5. Outosurcing. Ketentuan alih daya dalam UU Cipta Kerja mengadopsi putusan MK yang intinya pengalihan perlindungan hak pekerja jika terjadi pergantian perusahaan alih daya dan selama objek pekerjaannya tetap ada. UU Cipta Kerja mengatur lebih tegas soal tanggung jawab perusahaan alih daya terhadap perlindungan pekerja baik upah, kesejahteraan, syarat kerja, dan perselisihan yang timbul.
6. waktu kerja, waktu istirahat, dan cuti. Dalam UU Cipta Kerja yakni jam kerja lembur yang tadinya dilakukan paling banyak 3 jam dalam 1 hari dan 14 jam dalam 1 minggu menjadi 4 jam per hari dan 18 jam per minggu. UU Cipta Kerja tidak mengatur soal waktu istirahat panjang dan diserahkan pengaturannya dalam perjanjian kerja, peraturan perusahaan, atau perjanjian kerja bersama.
7. Upah. UU Cipta Kerja masih mengatur upah minimum provinsi dan upah minimum kabupaten/kota, tapi menghapus upah minimum sektoral. UU Cipta Kerja juga mengatur upah minimum untuk usaha mikro dan kecil ditetapkan berdasarkan kesepakatan pengusaha dan pekerja. Soal struktur dan skala upah, UU Cipta Kerja mengatur pengusaha wajib menyusun struktur dan skala upah di perusahaan dan melakukan peninjauan upah secara berkala dengan memperhatikan kemampuan perusahaan dan produktivitas.

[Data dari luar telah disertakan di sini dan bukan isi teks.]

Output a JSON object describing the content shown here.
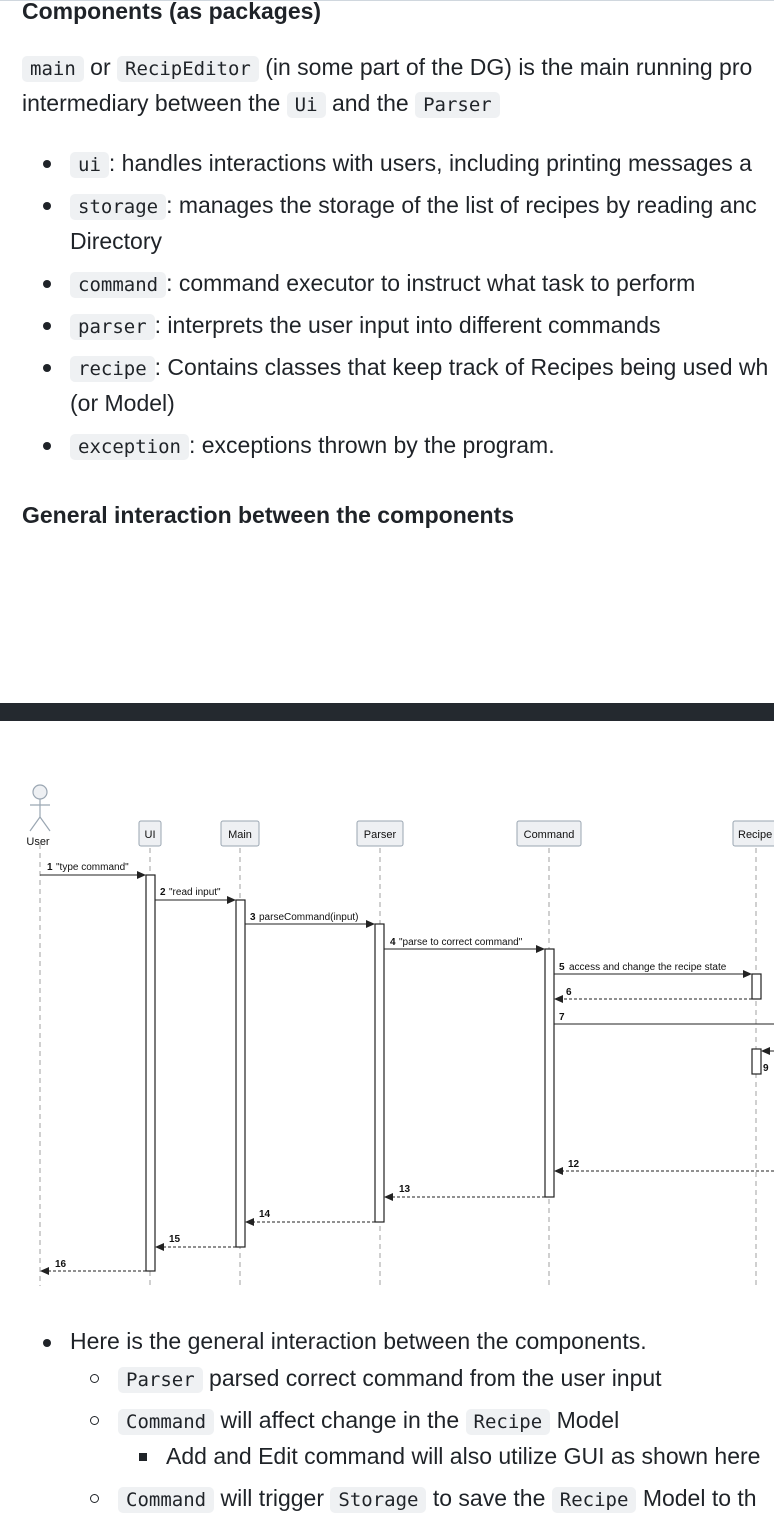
{
  "section_title": "Components (as packages)",
  "intro": {
    "code1": "main",
    "text1": "or",
    "code2": "RecipEditor",
    "text2": "(in some part of the DG) is the main running pro",
    "line2_text": "intermediary between the",
    "code3": "Ui",
    "text3": "and the",
    "code4": "Parser"
  },
  "packages": [
    {
      "code": "ui",
      "desc": ": handles interactions with users, including printing messages a"
    },
    {
      "code": "storage",
      "desc": ": manages the storage of the list of recipes by reading anc",
      "cont": "Directory"
    },
    {
      "code": "command",
      "desc": ": command executor to instruct what task to perform"
    },
    {
      "code": "parser",
      "desc": ": interprets the user input into different commands"
    },
    {
      "code": "recipe",
      "desc": ": Contains classes that keep track of Recipes being used wh",
      "cont": "(or Model)"
    },
    {
      "code": "exception",
      "desc": ": exceptions thrown by the program."
    }
  ],
  "interaction_title": "General interaction between the components",
  "diagram": {
    "actor": "User",
    "participants": [
      "UI",
      "Main",
      "Parser",
      "Command",
      "Recipe"
    ],
    "messages": [
      {
        "n": "1",
        "label": "\"type command\""
      },
      {
        "n": "2",
        "label": "\"read input\""
      },
      {
        "n": "3",
        "label": "parseCommand(input)"
      },
      {
        "n": "4",
        "label": "\"parse to correct command\""
      },
      {
        "n": "5",
        "label": "access and change the recipe state"
      },
      {
        "n": "6",
        "label": ""
      },
      {
        "n": "7",
        "label": ""
      },
      {
        "n": "9",
        "label": ""
      },
      {
        "n": "12",
        "label": ""
      },
      {
        "n": "13",
        "label": ""
      },
      {
        "n": "14",
        "label": ""
      },
      {
        "n": "15",
        "label": ""
      },
      {
        "n": "16",
        "label": ""
      }
    ]
  },
  "notes": {
    "main": "Here is the general interaction between the components.",
    "sub1_code": "Parser",
    "sub1_text": "parsed correct command from the user input",
    "sub2_code": "Command",
    "sub2_text1": "will affect change in the",
    "sub2_code2": "Recipe",
    "sub2_text2": "Model",
    "subsub1": "Add and Edit command will also utilize GUI as shown here",
    "sub3_code": "Command",
    "sub3_text1": "will trigger",
    "sub3_code2": "Storage",
    "sub3_text2": "to save the",
    "sub3_code3": "Recipe",
    "sub3_text3": "Model to th"
  }
}
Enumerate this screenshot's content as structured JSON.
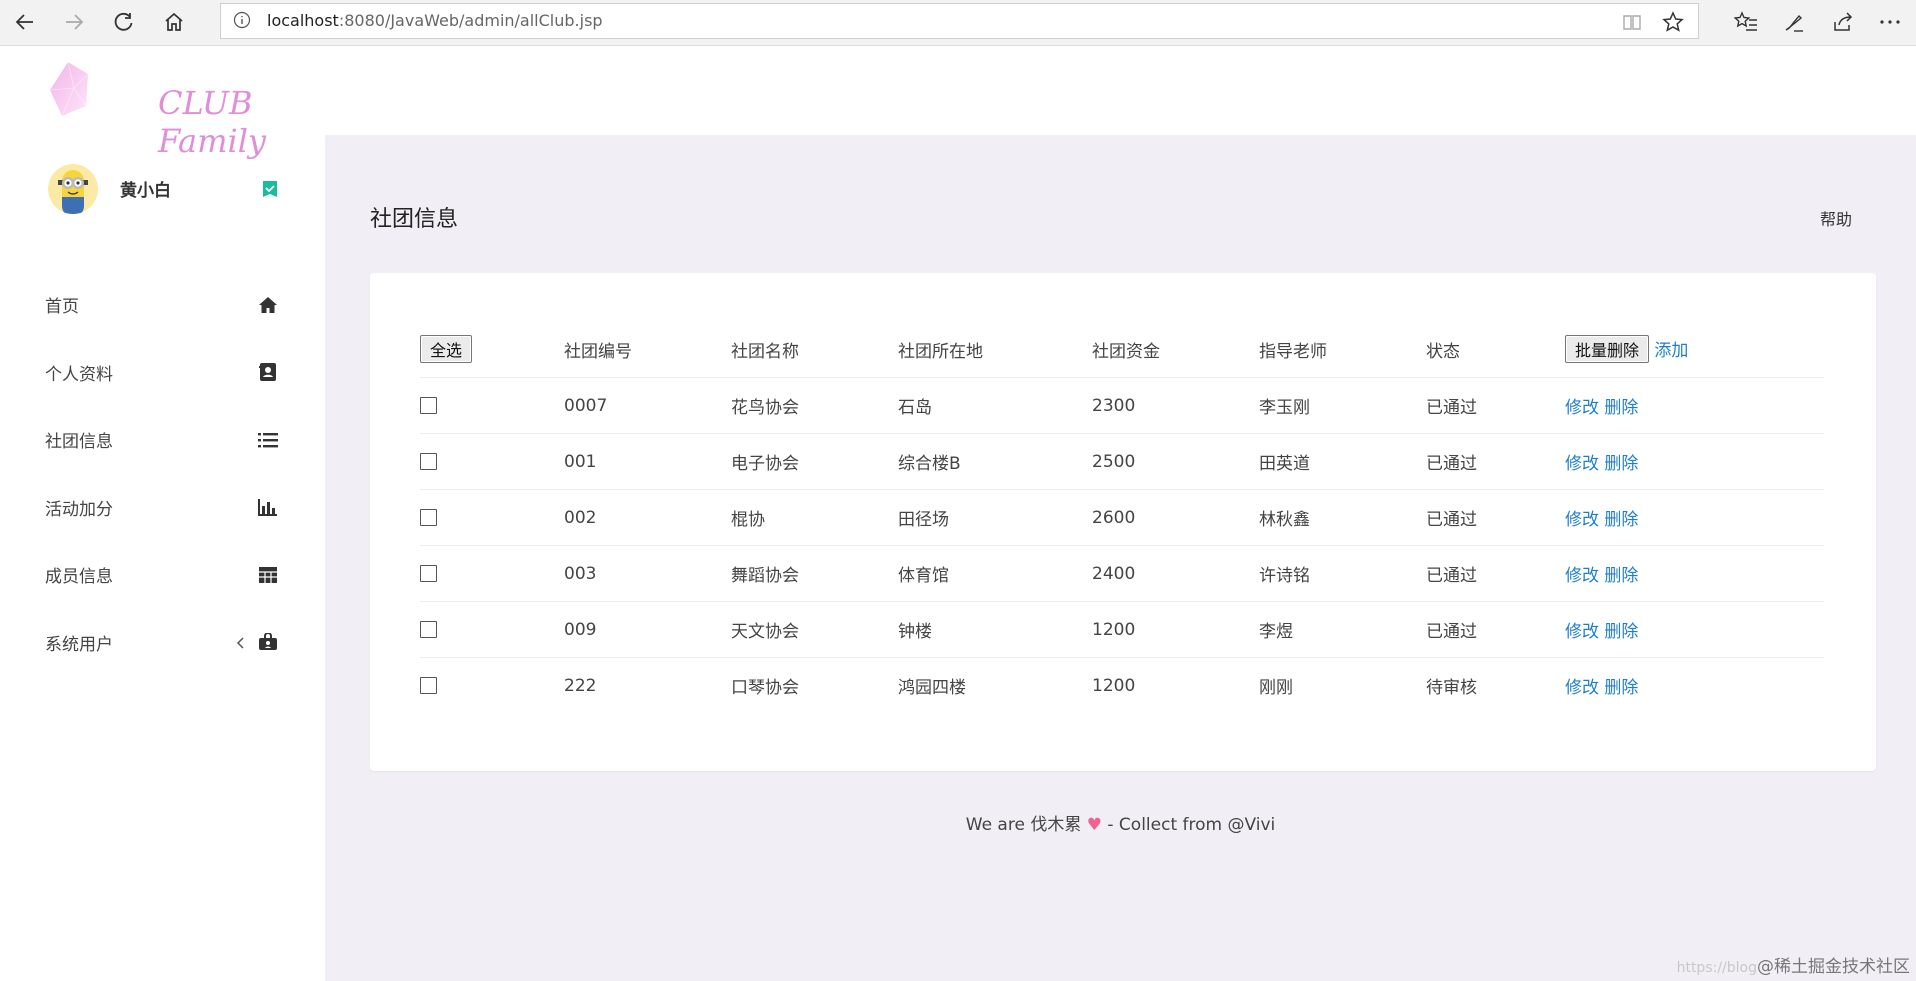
{
  "browser": {
    "url_host": "localhost",
    "url_rest": ":8080/JavaWeb/admin/allClub.jsp"
  },
  "sidebar": {
    "logo_text": "CLUB Family",
    "username": "黄小白",
    "items": [
      {
        "label": "首页",
        "icon": "home-icon"
      },
      {
        "label": "个人资料",
        "icon": "contact-card-icon"
      },
      {
        "label": "社团信息",
        "icon": "list-icon"
      },
      {
        "label": "活动加分",
        "icon": "bar-chart-icon"
      },
      {
        "label": "成员信息",
        "icon": "table-icon"
      },
      {
        "label": "系统用户",
        "icon": "user-lock-icon"
      }
    ]
  },
  "main": {
    "title": "社团信息",
    "help": "帮助"
  },
  "table": {
    "select_all": "全选",
    "batch_delete": "批量删除",
    "add": "添加",
    "headers": [
      "社团编号",
      "社团名称",
      "社团所在地",
      "社团资金",
      "指导老师",
      "状态"
    ],
    "edit_label": "修改",
    "delete_label": "删除",
    "rows": [
      {
        "id": "0007",
        "name": "花鸟协会",
        "location": "石岛",
        "funds": "2300",
        "teacher": "李玉刚",
        "status": "已通过"
      },
      {
        "id": "001",
        "name": "电子协会",
        "location": "综合楼B",
        "funds": "2500",
        "teacher": "田英道",
        "status": "已通过"
      },
      {
        "id": "002",
        "name": "棍协",
        "location": "田径场",
        "funds": "2600",
        "teacher": "林秋鑫",
        "status": "已通过"
      },
      {
        "id": "003",
        "name": "舞蹈协会",
        "location": "体育馆",
        "funds": "2400",
        "teacher": "许诗铭",
        "status": "已通过"
      },
      {
        "id": "009",
        "name": "天文协会",
        "location": "钟楼",
        "funds": "1200",
        "teacher": "李煜",
        "status": "已通过"
      },
      {
        "id": "222",
        "name": "口琴协会",
        "location": "鸿园四楼",
        "funds": "1200",
        "teacher": "刚刚",
        "status": "待审核"
      }
    ]
  },
  "footer": {
    "prefix": "We are 伐木累",
    "heart": "♥",
    "suffix": "- Collect from @Vivi"
  },
  "watermark": {
    "faint": "https://blog",
    "text": "@稀土掘金技术社区"
  },
  "colors": {
    "main_bg": "#f2eef5",
    "link": "#1f7ed0",
    "logo": "#e08ed8",
    "verified": "#1abc9c"
  }
}
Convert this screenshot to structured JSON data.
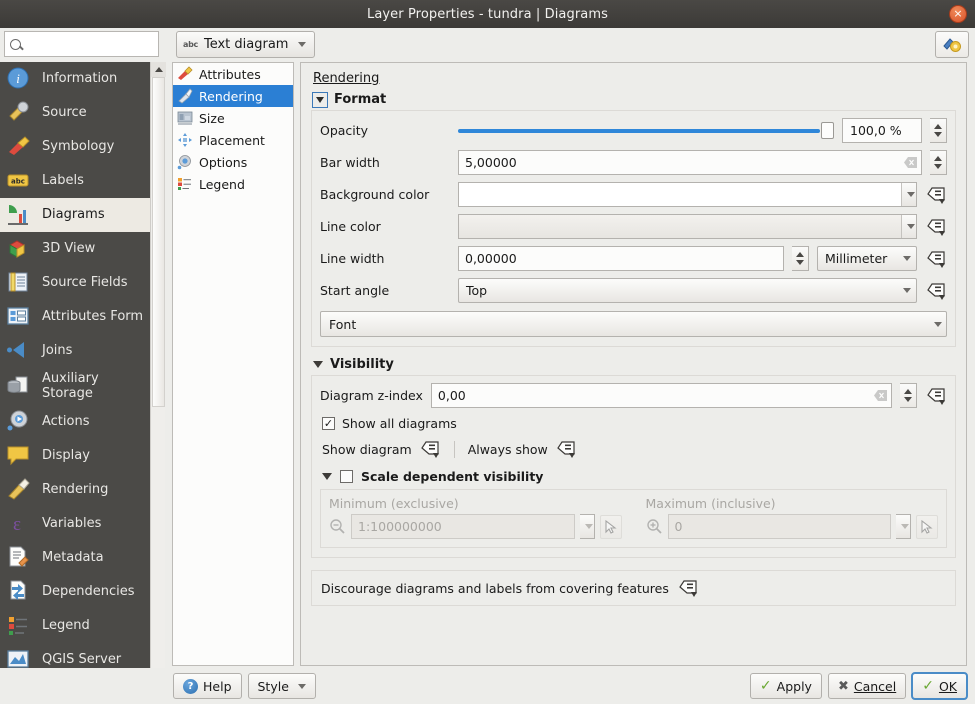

8. PHK. Dalam UU Cipta Kerja pemberi kerja harus memberitahukan maksud dan alasan PHK kepada pekerja dan/atau serikat pekerja. Jika pekerja tidak menolak pemberitahuan itu, maka PHK itu bisa dilakukan. Tapi jika pekerja menolak maka dilakukan perindingan bipartit dan jika tidak mencapai kesepakatan, maka berlanjut sesuai mekanisme penyelesaian perselisihan hubungan industrial.